Ces réformateurs aux petits pieds sont bien mal inspirés. Il ne s’agit pas de regretter que nos chères têtes blondes ne puissent plus lire Homère ou Lucrèce dans le texte (encore que…), mais de constater qu’il s’agit de les désarmer face au langage, face à leur propre langue, à la leur rendre moins intelligible, moins intuitive, moins claire. Pourquoi ? Parce que le Français dérive du Latin, et que nombre de ses vocables ont été construits à partir de racines latine mais aussi grecques. Et la connaissance, même superficielle, des racines grecques et latines principales, aide à comprendre ce que nous entendons, lisons, disons et écrivons.

 

Bien sûr, il n’est pas nécessaire de comprendre d’où vient le mot ‘bus’ pour pouvoir attendre longuement ce véhicule collectif, dans des ‘abribus’ ouverts aux quatre vents (pour que les SDFs et les migrants ne songent pas à s’y abriter), pour y monter, introduire son ticket dans l’appareil (puisque nos autorités n’ont pas encore compris que la gratuité des transports en commun constituerait un moyen plus efficace de lutte contre les émissions de carbone que de taxer le carburant des pauvres), s’asseoir ou plutôt rester debout, accroché à une barre ou une poignée (puisqu’aux heures de pointe les bus sont insuffisamment nombreux).

 

Mais il peut être très éclairant de s’interroger sur l’étymologie de ce mot.
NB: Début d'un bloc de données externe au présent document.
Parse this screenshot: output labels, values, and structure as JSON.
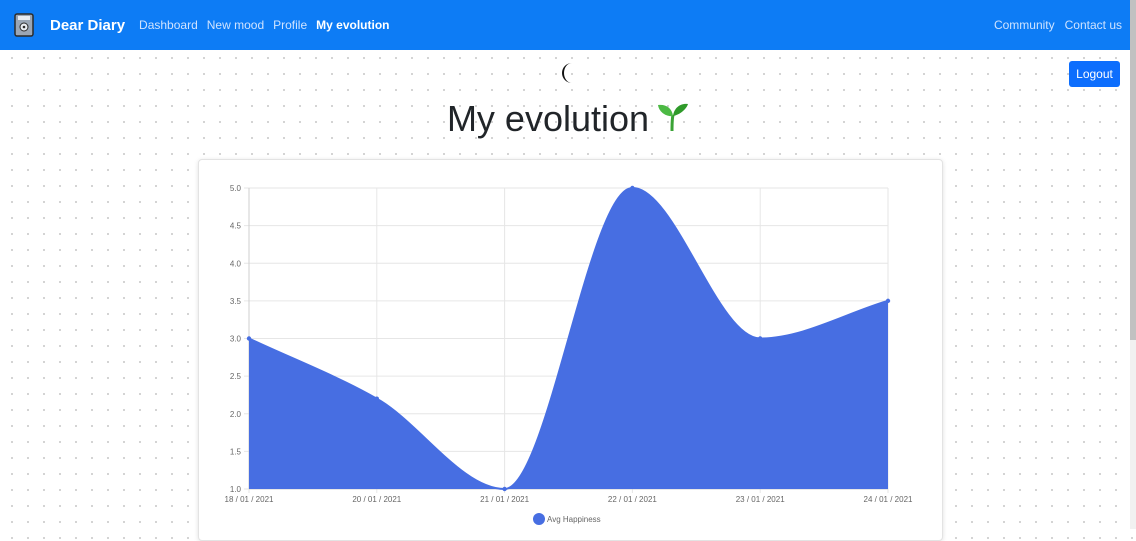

Il s’agit d’une abréviation du terme ‘autobus’, qui a lui-même une étrange origine, puisqu’il est une chimère entre les termes ‘automobile’ et ‘omnibus’. Le terme ‘automobile’ lui-même est une combinaison barbare entre le mot grec αὐτός (autos), ‘soi-même’ et du mot latin mobilis, ‘mobile’, et signifie donc ‘qui se meut par lui-même’. Quant au terme ‘omnibus’, il s’agit du datif de l’adverbe latin omnis, ‘tout’ et signifie donc ‘pour tous’. L’omnibus était un [véhicule] collectif (pour tous), tiré par un attelage de chevaux. Lorsque ces attelages furent remplacés par des moteurs à combustion interne, un nouvel hybride contre nature fut forgé combinant le radical ‘auto-’ d’‘automobile’ et la désinence  ‘-bus’ d’‘omnibus’ pour former le mot ‘autobus’, qui à proprement parler ne signifie plus rien, et finit par être abrégé en ‘bus’, qui lui-même était prêt pour de nouvelles combinaisons tout aussi absurdes et tout aussi logiques, comme ‘trolleybus’, ‘airbus’, ‘abribus’, etc.

 

Bien, diront les partisans du moins-disant culturel, mais qu’est-ce qu’on en a à foutre ? Ah certes cela ne nous dira pas comment investir et gagner de l’argent en bourse pour pouvoir se payer une Rolex, comment gagner un match de football de haut niveau international, comment soustraire des millions au fisc… Mais voir un peu plus clair dans le langage que nous employons et dans lequel nous baignons est un premier pas vers la prise de conscience de la manière dont celui-ci contribue à nous conditionner, nous manipuler, nous faire prendre des vessies pour des lanternes, afin de pouvoir mieux nous exploiter, nous asservir, nous impuissanter… Comprendre un peu mieux les forces et faiblesses des mots, la manière dont on peut s’en servir pour communiquer, pour aider, pour mentir, est profondément libérateur…

 

Quoi qu’il en soit, pour revenir à nos chères têtes blondes, il est des activités et des métiers qui, si une fois ‘grands’ ils se dirigent vers eux, leur feront se réjouir d’avoir un peu appris les langues ‘mortes’ lorsqu’ils étaient élèves, et regretter de ne pas l’avoir fait si c’est le cas : ce sont tous ceux qui touchent aux domaines scientifiques et techniques. Le vocabulaire dans ces deux domaines s’est développé principalement dans les deux derniers siècles, et pour ce faire il s’est considérablement appuyé sur des étymologies ‘classiques’ (grecques et latines).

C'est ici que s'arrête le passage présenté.